8 Mart’a doğru kadınlar anlatıyor… (5)
- 09:01 4 Mart 2021
- Dosya
‘Roboskî ilk isyanım, Gezi ise itirazım oldu’
Nişmiye Güler- Sena Dolar
İSTANBUL - Oğlu Berkin için gözpınarları kurumayan, meydanlarda yuhalatılan, hedef gösterilen bir isim Gülsüm Elvan… Oğlunu kaybetse de mücadele kararlılığı, adaletteki ısrarı örnek oldu Gülsüm’ün.

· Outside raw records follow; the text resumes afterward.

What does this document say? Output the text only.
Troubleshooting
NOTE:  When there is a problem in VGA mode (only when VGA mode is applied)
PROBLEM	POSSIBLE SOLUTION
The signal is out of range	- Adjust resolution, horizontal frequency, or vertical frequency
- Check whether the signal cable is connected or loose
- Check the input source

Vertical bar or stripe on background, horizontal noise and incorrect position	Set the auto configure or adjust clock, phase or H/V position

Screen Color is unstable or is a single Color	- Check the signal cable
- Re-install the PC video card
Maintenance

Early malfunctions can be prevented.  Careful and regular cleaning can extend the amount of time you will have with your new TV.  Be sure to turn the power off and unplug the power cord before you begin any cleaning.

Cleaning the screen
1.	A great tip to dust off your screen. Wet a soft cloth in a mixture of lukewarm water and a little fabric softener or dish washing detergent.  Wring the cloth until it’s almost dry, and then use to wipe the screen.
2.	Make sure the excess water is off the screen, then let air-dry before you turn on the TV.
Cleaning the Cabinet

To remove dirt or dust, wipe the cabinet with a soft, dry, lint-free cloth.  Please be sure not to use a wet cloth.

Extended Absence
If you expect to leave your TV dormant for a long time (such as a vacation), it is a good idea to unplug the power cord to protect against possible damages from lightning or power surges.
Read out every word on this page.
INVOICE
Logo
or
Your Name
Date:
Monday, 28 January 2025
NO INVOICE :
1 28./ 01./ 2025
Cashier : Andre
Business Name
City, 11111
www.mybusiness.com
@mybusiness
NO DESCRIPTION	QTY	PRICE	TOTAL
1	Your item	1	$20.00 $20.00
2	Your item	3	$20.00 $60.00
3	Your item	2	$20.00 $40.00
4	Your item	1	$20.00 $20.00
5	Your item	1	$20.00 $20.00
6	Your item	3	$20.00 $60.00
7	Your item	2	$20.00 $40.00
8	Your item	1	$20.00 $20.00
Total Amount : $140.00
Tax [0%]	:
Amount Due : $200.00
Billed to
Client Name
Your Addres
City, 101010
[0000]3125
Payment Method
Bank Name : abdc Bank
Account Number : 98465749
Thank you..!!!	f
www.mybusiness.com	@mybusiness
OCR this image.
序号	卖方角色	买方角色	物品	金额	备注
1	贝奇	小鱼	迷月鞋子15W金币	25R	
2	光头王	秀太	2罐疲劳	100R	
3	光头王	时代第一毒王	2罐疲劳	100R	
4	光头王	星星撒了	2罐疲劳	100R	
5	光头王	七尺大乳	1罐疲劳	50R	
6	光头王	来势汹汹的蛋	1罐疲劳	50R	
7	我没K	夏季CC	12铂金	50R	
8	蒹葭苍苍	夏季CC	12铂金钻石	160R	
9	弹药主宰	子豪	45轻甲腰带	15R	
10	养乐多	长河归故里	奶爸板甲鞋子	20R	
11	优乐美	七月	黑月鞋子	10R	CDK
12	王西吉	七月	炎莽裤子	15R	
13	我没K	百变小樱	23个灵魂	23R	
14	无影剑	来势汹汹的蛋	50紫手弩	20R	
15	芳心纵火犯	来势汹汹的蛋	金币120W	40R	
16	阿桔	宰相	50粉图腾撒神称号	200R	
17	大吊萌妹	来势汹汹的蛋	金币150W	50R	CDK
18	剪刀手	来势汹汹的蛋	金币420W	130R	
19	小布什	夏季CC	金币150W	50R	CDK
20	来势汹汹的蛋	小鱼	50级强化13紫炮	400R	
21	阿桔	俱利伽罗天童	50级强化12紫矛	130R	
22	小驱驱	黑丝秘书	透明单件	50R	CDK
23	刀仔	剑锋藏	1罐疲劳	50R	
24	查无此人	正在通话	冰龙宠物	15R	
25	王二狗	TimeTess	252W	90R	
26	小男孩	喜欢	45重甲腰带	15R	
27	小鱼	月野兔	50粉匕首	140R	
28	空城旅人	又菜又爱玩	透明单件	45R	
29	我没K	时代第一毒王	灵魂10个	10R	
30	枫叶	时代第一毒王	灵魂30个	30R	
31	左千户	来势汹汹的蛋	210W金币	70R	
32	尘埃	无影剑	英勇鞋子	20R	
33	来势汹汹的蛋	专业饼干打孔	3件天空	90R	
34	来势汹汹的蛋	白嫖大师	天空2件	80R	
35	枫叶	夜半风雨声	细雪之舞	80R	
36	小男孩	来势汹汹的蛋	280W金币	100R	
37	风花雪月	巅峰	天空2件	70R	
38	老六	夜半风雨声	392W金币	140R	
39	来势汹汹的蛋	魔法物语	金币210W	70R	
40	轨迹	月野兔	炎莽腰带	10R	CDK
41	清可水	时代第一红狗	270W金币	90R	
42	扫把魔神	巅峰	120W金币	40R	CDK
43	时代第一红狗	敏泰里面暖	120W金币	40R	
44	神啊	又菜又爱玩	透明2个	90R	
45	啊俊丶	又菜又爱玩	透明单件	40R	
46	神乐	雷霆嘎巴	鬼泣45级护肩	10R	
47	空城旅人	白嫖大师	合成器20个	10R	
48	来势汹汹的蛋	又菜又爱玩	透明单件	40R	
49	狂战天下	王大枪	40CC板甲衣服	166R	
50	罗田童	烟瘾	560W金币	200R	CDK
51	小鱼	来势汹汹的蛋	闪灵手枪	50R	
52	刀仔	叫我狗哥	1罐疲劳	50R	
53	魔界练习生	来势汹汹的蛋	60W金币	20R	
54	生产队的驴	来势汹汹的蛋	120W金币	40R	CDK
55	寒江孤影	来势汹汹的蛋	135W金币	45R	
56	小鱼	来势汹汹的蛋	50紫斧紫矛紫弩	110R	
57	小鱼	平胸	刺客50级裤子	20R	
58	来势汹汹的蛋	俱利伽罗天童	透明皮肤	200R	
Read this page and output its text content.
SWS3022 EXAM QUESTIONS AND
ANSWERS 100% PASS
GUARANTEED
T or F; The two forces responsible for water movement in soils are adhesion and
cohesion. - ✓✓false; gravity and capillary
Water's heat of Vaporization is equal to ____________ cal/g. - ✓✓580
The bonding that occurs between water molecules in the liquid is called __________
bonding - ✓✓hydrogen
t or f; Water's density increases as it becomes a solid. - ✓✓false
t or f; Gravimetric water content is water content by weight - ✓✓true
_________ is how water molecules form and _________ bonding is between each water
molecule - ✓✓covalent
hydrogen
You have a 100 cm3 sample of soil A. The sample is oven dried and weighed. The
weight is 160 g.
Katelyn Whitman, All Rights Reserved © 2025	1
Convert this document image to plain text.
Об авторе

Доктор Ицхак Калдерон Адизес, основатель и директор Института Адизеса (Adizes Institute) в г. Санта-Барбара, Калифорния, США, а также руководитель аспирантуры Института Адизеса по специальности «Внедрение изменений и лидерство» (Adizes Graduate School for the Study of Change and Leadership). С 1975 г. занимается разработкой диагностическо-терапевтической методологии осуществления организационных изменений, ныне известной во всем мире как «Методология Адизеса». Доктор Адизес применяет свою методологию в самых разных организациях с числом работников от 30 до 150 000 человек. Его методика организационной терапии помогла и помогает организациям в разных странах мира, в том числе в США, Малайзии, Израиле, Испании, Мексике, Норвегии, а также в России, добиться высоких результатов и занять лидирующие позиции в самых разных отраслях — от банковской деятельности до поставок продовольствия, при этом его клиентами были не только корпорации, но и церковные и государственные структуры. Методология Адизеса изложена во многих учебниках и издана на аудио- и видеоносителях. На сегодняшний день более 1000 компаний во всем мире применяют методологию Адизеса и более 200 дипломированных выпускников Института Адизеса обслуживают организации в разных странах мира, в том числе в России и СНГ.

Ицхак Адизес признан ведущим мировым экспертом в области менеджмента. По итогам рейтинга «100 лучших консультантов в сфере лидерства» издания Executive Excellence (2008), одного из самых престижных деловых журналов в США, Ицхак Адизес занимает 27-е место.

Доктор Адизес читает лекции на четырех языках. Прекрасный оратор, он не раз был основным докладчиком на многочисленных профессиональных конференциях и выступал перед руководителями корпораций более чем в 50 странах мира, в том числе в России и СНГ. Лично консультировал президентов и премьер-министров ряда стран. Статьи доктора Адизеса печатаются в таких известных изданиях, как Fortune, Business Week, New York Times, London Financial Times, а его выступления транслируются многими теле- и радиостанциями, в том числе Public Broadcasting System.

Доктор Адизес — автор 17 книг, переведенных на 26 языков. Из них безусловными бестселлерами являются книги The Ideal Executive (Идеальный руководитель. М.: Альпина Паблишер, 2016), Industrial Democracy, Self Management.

Birçoğumuz onun adını, polisin attığı gaz fişeğiyle yaralanan ve 269 gün yaşam mücadelesi verdikten sonra kaybettiği oğlu Berkin Elvan’ın cenazesinde döktüğü gözyaşı ve ağıtlarıyla ilk defa duyduk. Hayatını adadığı çocuklarından en küçüğü olan Berkin’i kaybeden Gülsüm Elvan, evlat acısını ve anneliği her cümlesinde iliğine kadar hissetti, hissettirdi. Kimilerinin Gülsüm annesi, kimisinin Gülsüm ablası oldu. Dönemin Başbakanı Tayyip Erdoğan tarafından meydanlarda halka “yuhalatıldı” da direniş ve adalet talebinden bir an olsun geri adım atmadı.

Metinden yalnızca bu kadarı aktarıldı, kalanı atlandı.